How You Can Tell Some Global Warming Skeptics Aren’t Interested in the Truth
Posted by
Kevin
Look a this piece of propoganda from Senator Inhoe:
“Anthropogenic (man-made) global warming bites the dust,” declared astronomer Dr. Ian Wilson after reviewing the new study which has been accepted for publication in the Journal of Geophysical Research. Another scientist said the peer-reviewed study overturned “in one fell swoop” the climate fears promoted by the UN and former Vice President Al Gore. The study entitled “Heat Capacity, Time Constant, and Sensitivity of Earth’s Climate System,” was authored by Brookhaven National Lab scientist Stephen Schwartz.
…. The new study was also touted as “overturning the UN IPCC ‘consensus’ in one fell swoop” by the American Enterprise Institute’s (AEI) Joel Schwartz in an Aug. 17, 2007 blog post.
“New research from Stephen Schwartz of Brookhaven National Lab concludes that the Earth’s climate is only about one-third as sensitive to carbon dioxide as the IPCC assumes,” wrote AEI’s Schwartz, who hold a master’s degree in planetary science from the California Institute of Technology.
The whole piece reads like that: its a mish-mash of “the sun is the cause” nonsense that has already been thoroughly debunked and breathless claims that the new study has disproved, “in one fell swoop”, global warming consensus. People interested in the truth would not trout out the sun causes it nonsense, and people who were serious about the truth would not breathlessly claim that one study — that hasn’t even been published yet and thus hasn’t had the full thrashing out in scientific circles it needs to be taken seriously — overturns anything, much less a scientific consensus with the enormous work behind it that the global warming consensus has. There are no qualifiers in these statements, not even a token “if this holds true …”, no discussion of why this study is right and the other work done on this issue to date has been wrong. There is no attempt, then, to grapple with the very real questions about this work — or any new piece of scientific work, for that matter. There is just the headlong rush into claims of certainty and victorious whooping that their enemies have been defeated.
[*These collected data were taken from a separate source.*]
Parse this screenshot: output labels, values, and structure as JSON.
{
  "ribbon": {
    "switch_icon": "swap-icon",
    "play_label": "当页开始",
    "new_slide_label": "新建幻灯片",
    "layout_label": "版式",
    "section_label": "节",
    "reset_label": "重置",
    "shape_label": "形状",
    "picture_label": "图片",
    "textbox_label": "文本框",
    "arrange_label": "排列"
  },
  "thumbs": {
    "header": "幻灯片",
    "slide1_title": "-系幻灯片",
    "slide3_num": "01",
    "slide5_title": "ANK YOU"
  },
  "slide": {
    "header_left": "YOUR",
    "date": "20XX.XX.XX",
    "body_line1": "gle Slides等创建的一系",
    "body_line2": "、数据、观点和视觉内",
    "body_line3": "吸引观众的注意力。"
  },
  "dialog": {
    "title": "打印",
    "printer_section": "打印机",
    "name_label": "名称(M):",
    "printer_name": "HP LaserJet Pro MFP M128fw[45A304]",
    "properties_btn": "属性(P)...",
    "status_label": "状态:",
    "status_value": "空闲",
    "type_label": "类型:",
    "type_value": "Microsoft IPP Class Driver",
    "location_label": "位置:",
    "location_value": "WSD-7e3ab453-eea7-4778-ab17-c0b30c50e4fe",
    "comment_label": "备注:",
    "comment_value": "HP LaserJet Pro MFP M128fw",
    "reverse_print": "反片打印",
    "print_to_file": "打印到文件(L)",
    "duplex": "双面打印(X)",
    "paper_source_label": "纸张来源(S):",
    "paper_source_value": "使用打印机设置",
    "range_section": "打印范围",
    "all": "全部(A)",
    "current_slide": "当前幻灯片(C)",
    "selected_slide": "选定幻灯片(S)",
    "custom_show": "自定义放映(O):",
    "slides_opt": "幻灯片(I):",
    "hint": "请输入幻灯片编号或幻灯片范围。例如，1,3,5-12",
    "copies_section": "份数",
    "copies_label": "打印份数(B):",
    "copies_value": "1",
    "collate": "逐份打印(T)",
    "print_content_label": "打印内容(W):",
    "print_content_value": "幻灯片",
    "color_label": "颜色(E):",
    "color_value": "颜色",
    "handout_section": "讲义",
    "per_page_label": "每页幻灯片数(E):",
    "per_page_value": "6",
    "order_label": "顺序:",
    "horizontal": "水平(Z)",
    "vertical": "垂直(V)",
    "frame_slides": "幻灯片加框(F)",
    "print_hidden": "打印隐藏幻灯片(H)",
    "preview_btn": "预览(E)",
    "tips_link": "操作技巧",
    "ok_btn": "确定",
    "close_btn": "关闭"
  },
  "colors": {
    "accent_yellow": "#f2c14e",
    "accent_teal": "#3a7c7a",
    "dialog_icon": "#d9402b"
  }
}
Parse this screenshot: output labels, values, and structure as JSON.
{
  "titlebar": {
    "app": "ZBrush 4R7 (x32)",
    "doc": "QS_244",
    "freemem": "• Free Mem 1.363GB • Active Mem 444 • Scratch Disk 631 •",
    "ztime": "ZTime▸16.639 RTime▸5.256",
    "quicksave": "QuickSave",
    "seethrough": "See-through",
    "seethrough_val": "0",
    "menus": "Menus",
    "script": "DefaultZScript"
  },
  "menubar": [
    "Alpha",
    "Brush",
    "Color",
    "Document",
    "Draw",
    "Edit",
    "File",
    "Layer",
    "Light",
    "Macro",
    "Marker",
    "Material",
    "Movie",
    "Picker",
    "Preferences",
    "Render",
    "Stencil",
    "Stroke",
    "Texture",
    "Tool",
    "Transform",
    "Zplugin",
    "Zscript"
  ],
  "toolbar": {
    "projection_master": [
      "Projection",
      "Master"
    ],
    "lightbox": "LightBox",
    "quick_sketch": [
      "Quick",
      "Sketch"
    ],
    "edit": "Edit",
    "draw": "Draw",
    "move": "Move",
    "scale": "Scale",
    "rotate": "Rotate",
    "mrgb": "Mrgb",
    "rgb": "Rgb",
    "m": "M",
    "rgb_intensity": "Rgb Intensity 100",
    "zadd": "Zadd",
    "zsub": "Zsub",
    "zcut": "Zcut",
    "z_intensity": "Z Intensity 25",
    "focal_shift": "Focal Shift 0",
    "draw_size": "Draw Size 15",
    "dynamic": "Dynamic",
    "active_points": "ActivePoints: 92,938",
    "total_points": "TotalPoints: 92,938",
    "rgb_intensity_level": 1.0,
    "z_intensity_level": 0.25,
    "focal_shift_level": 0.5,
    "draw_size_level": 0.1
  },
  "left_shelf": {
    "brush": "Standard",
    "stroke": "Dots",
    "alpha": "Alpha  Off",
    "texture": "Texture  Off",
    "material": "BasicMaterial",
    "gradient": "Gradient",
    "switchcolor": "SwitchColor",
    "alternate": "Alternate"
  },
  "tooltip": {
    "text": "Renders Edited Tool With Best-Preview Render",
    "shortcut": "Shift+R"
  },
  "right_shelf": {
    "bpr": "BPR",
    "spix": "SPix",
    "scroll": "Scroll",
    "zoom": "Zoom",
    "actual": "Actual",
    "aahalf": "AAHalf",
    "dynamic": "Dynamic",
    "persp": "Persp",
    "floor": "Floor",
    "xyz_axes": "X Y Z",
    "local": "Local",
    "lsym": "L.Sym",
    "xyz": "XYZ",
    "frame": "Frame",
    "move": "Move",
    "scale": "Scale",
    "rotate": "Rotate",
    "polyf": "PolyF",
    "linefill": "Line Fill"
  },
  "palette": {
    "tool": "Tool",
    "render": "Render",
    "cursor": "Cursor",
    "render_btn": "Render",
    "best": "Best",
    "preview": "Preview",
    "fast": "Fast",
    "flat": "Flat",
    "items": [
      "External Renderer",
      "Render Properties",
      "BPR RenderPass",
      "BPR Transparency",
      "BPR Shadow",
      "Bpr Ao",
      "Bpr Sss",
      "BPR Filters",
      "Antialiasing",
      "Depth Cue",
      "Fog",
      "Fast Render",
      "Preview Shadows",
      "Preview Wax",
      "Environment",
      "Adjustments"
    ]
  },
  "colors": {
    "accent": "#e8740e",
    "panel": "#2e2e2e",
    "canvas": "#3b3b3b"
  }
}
All that is missing is the phrase “nyah-nyah” and claims that their daddy can beat up yours.
No one with an ounce of honesty or intellectual independence could look at this as anything other than a crude piece of propoganda published by people with little interest in the actual truth of the matter. If global warming skeptics want to be taken seriously, then perhaps they should act more like adults and less like eight year olds at a ballgame.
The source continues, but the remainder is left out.